We in the Midwest used to take pride in our stoic view of winter. Bud Grant wouldn’t be caught dead in a stocking cap and his team of Vikings would take to the football field in bitter temps with no sideline heaters. School girls  wore slacks under their dresses when going to school, took them off in the restroom and then put them on for their walk or bus ride home. And I’ll bet there were far more tongues stuck on metal playground equipment when kids played outside, regardless of the temps. More and more we are divorcing ourselves from winter’s  embrace.

Deep cold reminds me that I am very much alive. The squeak of sharp-edged snow crystals grating against each other as I walk out to fetch kindling. The burn of frigid air being drawn into my lungs. The sting of thawing fingers.

The week after Christmas we hosted our dear Canadian friends Beth and Dieter, visiting from their remote Yukon cabin located 25 miles north of the nearest road. Their roadway is the Yukon River. During the summer months they fetch supplies and mail from Dawson in their 19-foot Grumman square stern canoe powered with a small outboard motor.

During the winter, without a snow machine or a dog team, they snowshoe, ski or hike to get around. Dog mushers occasionally pass their home while running on the Yukon River to Eagle, Alaska.  One winter, when Beth had some health issues, Dieter scribbled “Help” on a piece of cardboard and placed it along the dog mushing trail. Within a day or so a musher came by and carried Beth into the medical clinic in Dawson.
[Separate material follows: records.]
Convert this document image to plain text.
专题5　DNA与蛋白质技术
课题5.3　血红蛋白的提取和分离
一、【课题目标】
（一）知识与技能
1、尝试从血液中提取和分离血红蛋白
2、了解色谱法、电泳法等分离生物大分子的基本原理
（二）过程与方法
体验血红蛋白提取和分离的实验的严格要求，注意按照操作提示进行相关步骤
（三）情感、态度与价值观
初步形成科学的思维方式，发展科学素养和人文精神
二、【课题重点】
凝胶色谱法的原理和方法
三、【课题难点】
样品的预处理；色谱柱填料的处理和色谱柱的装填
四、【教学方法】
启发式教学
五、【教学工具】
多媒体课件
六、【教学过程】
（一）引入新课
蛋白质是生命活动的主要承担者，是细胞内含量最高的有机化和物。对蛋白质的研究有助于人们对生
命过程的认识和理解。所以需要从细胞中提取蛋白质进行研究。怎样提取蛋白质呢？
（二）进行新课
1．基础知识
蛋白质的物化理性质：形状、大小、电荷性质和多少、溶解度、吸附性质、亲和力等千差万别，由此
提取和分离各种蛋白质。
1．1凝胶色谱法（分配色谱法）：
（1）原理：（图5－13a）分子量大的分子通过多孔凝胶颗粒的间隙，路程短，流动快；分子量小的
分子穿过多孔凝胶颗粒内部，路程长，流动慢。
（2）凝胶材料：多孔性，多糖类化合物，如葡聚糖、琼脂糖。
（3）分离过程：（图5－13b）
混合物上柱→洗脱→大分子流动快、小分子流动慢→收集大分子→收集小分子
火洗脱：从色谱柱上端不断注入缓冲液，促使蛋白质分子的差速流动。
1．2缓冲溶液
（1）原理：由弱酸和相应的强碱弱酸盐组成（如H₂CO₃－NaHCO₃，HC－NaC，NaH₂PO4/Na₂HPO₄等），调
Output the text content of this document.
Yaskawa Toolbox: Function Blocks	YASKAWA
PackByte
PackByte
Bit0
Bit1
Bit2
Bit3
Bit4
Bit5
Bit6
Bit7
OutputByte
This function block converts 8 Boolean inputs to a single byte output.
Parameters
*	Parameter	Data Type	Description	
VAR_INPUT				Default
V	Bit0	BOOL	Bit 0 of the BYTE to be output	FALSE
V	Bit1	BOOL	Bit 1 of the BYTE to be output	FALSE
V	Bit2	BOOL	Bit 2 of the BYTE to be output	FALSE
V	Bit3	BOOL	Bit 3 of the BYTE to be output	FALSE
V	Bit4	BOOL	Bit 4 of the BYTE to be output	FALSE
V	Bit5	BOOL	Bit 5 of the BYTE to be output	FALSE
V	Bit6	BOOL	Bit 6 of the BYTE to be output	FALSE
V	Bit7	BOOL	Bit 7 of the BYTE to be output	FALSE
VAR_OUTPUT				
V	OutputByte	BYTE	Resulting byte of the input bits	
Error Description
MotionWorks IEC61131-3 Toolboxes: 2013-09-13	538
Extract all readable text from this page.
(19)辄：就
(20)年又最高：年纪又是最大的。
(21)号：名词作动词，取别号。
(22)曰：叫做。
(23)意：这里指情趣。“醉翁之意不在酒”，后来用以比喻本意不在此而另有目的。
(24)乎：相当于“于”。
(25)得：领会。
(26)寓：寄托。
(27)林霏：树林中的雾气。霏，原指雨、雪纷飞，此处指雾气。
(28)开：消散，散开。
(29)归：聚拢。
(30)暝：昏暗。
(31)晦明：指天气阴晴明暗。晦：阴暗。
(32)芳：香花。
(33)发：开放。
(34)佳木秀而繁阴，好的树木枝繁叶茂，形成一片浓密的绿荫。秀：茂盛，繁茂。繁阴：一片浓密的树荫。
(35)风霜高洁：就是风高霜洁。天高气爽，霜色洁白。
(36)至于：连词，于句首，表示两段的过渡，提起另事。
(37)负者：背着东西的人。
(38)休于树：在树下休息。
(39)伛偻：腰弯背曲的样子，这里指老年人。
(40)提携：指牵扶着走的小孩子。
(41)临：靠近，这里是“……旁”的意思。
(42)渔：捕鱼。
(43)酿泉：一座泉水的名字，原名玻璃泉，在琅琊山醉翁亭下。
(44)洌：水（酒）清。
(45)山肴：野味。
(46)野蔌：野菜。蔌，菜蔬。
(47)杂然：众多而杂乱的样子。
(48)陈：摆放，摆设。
Like most Canadians, they are unpretentious, polite and refreshingly understated. After finishing supper the discussion came around to Beth’s work as a fibre-artist. She occasionally flies across the Canadian Arctic, particularly to remote villages to teach her skills to others. She shared how a year ago she walked on the frozen Yukon River into Dawson to catch a flight the following day. Remember, it’s 25 miles to Dawson and winter days that far north are brief. As an afterthought she shared, “It was pretty cold.”

I asked, “How cold?”

Very matter-of-factly, she answered, “Minus 40.”

“Yikes!” was my wide-eyed response.

She played down the stroll by adding that Dieter walked with her for two hours to keep her company before he headed back to their small boreal cabin to tend to the fires while she was gone.

“In my pack of clothes and art supplies I had a spare pair of boots and a mess of moose meat. The trip took twelve and a half hours.”

She paused and smiled, “I have to admit I relished the hot shower at the Dawson hotel I stayed in that night.”

In northern Norway, the town of Tromsø has played host to studies looking at the role of winter on human attitudes. Folks in this community, located well above the Arctic circle, actually love the polar-dimmed landscape of winter.

Pessimism is one of the greatest contagions on the planet. If someone gripes and whines about the cold, it’s always easy to agree and before you know it everybody says the cold sucks.

I  urge you to rebel against others in your shivering tribe and sing praises of the quiet cold.  Backyard trees, shrubs and many
flowering plants depend on the mid-winter interval of cold to thrive in the summer. It offers them needed dormancy.

Winter is suited for our own sort of dormancy and quiet introspection. There is no better place to embrace the quietude than to get outdoors, at ALL times of the year and silently marvel at those abundant natural systems that make it possible for you and me to thrive.